Last time you did an exercise (convolutions and pooling) where you manually applied a 3x3 array as a filter to an image of two people ascending an outdoor staircase. Modify the existing filter and if needed the associated weight in order to apply your new filters to the image 3 times. Plot each result, upload them to your response, and describe how each filter transformed the existing image as it convolved through the original array and reduced the object size.

Original image:

Filter 1:

filter = [ [0, 1, 0], [1, -4, 1], [0, 1, 0]]

The first filter appears to highlight horizontal lines, in effect significantly darkening the original image.

Filter 2:

filter = [ [-1, -2, -1], [0, 0, 0], [1, 2, 1]]

This second filter appears to highlight vertical lines, causing them to stand out in stark contrast to the darkened background.

Filter 3:

filter = [ [-1, 0, 1], [-2, 0, 2], [-1, 0, 1]]

The third filter appears to highlight diagonal lines much more clearly than the previous two filters.

What are you functionally accomplishing as you apply the filter to your original array?

When we apply a filter to an array, we are functionally iterating over each pixel in the image and multiplying its neighbors by each of the values defined in the 3x3 radius of the filter. This leaves us with a resulting image that is impacted by having specific features of the image emphasized

Why is the application of a convolving filter to an image useful for computer vision?

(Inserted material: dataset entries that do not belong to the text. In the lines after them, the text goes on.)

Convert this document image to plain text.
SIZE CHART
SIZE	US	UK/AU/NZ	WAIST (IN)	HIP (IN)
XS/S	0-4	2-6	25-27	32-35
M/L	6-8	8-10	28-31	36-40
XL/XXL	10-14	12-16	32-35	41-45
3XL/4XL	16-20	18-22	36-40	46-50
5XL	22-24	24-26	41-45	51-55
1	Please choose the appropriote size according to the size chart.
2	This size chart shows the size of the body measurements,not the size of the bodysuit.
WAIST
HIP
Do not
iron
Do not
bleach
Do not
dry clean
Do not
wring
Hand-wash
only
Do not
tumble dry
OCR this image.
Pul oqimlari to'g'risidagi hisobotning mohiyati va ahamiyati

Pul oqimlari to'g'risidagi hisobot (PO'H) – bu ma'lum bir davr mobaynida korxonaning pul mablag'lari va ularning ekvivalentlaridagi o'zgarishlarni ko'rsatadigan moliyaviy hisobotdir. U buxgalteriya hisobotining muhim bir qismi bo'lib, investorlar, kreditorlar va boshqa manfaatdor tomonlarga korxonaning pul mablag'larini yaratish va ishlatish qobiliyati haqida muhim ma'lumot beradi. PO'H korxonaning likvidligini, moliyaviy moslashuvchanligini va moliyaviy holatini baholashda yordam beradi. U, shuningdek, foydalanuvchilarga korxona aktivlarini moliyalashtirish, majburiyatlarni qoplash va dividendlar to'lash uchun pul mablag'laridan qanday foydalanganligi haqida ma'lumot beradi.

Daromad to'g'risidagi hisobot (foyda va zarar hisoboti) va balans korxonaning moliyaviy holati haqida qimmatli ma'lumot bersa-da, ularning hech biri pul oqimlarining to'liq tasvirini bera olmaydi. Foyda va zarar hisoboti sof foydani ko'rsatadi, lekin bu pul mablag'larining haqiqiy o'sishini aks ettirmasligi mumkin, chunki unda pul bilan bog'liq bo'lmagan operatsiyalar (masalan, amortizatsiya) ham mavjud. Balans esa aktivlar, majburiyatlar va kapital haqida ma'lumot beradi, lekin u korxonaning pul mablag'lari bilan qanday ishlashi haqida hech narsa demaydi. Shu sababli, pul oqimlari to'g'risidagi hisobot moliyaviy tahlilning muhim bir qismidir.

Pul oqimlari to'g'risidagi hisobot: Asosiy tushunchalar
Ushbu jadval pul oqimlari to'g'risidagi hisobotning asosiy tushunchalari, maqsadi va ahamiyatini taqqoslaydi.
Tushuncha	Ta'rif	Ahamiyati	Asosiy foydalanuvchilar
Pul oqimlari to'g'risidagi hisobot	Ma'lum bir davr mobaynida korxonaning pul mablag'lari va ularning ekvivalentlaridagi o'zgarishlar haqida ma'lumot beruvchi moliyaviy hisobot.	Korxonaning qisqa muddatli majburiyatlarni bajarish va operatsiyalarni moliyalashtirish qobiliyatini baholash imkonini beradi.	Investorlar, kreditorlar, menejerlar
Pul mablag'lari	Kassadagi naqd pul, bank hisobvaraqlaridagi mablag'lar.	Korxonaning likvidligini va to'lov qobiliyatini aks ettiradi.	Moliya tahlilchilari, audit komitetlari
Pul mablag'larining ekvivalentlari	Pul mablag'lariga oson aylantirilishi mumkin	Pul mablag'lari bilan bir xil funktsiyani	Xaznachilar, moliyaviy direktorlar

This is useful for computer vision as it allows a model to use certain defining features of an object (such as the horizontal line that forms the sole of a shoe) to better assign objects versus when using a classifier.

Stretch goal: instead of using the misc.ascent() image from scipy, can you apply three filters and weights to your own selected image? Again describe the results.

Pooling

Another useful method is pooling. Apply a 2x2 filter to one of your convolved images, and plot the result.

Original vs. pooled image

In effect what have you accomplished by applying this filter? Does there seem to be a logic (i.e. maximizing, averaging or minimizing values?) associated with the pooling filter provided in the example exercise (convolutions & pooling)?

This filter had the effect of emphasizing the most important values that remained after applying the third filter, making most of the lines appear both thicker and in greater contrast than before. The logic behind the pooling filter is to reduce the overall size of the image by iterating over a 2x2 block of pixels and saving the highest value within this block; this preserves the most important features and points within the image.

Did the resulting image increase in size or decrease? Why would this method be useful?

The resulting image size was 1/4 that of the original. This is useful because it saves the amount of space needed to store iterations of images when working with large datasets, reducing the size of the resulting images by 75%.

Stretch goal: again, instead of using misc.ascent(), apply the pooling filter to one of your transformed images.